Kritik kommt auch von der FPÖ. "Eine Behörde, die Menschen dazu zwingen will, engste Angehörige aus der gemeinsamen Wohnung zu werfen und sie in die Obdachlosigkeit zu drängen, lässt Menschlichkeit und Empathie vermissen. Man fragt sich, wer solche Corona-Verordnungen erlassen und auch wer diese vollziehen kann", kommentiert der Kärntner FPÖ-Parteichef Klubobmann Gernot Darmann den dargestellten Fall.
Aus Sicht von Darmann werfe es ein bezeichnendes Licht auf das Corona-Krisenmanagement, wenn das Strafamt schneller agiere als das Gesundheitsamt. „Vor Corona-Absonderungsbescheiden erhalten Bürger Strafbescheide“, ärgert sich Darmann.
Es sei auch beschämend, wenn die Landesregierung diese Strafen damit begründet, dass die Bundesregierung solche vorschreibe und die Betroffenen ja Berufung einlegen könnten. „Selbst wenn dies der Fall ist, kann es nicht sein, dass einzelne Juristen in den Bezirkshauptmannschaften den Menschenverstand ausschalten und solche absurden Vorgaben blind vollziehen.“
Er fordert abschließend Landeshauptmann Peter Kaiser (SPÖ), den Chef des inneren Dienstes der Landesregierung auf, alle ausgesprochenen Strafen für selbstverständliche Kontakte mit Lebensgefährten in der gemeinsamen Wohnung für nichtig zu erklären.
Reaktion vom Land Kärnten
Kärntens Landeshauptmann Peter Kaiser haben die Bestimmungen des Bundes zum Handeln veranlasst: „Ich erwarte mir, dass die Bundesregierung die jetzt publik gewordene realitätsferne Regelung rasch beseitigt!“ Bis es soweit ist, sollten derartige Strafbescheide, die die Bezirkshauptmannschaften im Zuge der mittelbaren Bundesverwaltung als direkt der Bundesregierung untergeordnete Behörde erlässt, ausgesetzt werden. Kaiser werde die notwendigen Änderungen auch schriftlich und im Zuge der nächsten Videokonferenz am 4. Jänner bei der Bundesregierung urgieren.

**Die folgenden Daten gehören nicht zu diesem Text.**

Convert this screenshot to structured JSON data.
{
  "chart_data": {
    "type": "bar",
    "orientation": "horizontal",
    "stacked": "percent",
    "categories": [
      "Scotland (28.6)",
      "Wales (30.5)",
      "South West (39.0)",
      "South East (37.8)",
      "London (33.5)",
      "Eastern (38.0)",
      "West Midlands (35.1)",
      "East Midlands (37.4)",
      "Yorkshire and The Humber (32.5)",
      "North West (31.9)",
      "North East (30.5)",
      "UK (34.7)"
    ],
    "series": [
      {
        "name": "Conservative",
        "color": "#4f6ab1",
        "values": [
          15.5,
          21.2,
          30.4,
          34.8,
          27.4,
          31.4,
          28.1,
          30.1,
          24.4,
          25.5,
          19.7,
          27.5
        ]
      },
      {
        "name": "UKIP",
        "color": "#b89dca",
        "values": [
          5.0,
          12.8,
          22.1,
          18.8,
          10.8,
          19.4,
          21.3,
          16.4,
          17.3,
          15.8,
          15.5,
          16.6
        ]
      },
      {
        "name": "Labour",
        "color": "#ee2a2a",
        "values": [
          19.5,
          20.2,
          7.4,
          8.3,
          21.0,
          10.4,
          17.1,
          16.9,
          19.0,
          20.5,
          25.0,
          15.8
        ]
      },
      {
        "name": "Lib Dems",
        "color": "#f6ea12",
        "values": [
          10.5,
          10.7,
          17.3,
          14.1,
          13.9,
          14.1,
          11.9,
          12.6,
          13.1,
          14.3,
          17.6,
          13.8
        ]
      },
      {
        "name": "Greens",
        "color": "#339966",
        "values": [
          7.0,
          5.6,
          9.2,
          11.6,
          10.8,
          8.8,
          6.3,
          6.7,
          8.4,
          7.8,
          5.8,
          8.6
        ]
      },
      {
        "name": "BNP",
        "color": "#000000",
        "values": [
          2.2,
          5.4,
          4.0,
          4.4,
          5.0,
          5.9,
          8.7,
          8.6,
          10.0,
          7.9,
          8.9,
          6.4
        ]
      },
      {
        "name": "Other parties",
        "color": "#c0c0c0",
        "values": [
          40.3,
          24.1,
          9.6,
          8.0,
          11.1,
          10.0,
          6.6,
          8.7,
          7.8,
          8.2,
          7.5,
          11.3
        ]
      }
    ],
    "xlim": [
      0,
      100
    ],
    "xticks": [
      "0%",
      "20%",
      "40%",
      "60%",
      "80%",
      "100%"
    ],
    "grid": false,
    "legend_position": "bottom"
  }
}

„Das Land Kärnten hat hier keinerlei Handhabe, die Verantwortung dafür liegt einzig und allein beim Bund, der jetzt gefordert ist“, macht der Landeshauptmann deutlich. Er gehe davon aus, dass in diesem Zusammenhang bisher verhängte Strafen nicht rechtsgültig werden.
Es sei bedauerlich, dass mit solchen jenseitigen Strafbestimmungen das Vertrauen der Bevölkerung für notwendige Maßnahmen zur Eindämmung der Coronapandemie gefährdet werde. „Es reicht nicht, Regelungen und Bestimmung auf einem Reißbrett im stillen Kämmerlein zu entwerfen. Eine verantwortungsvolle, bevölkerungsnahe Politik setzt diese Regelungen auch in Einklang mit der Lebensrealität der Menschen“, so Kaiser abschließend.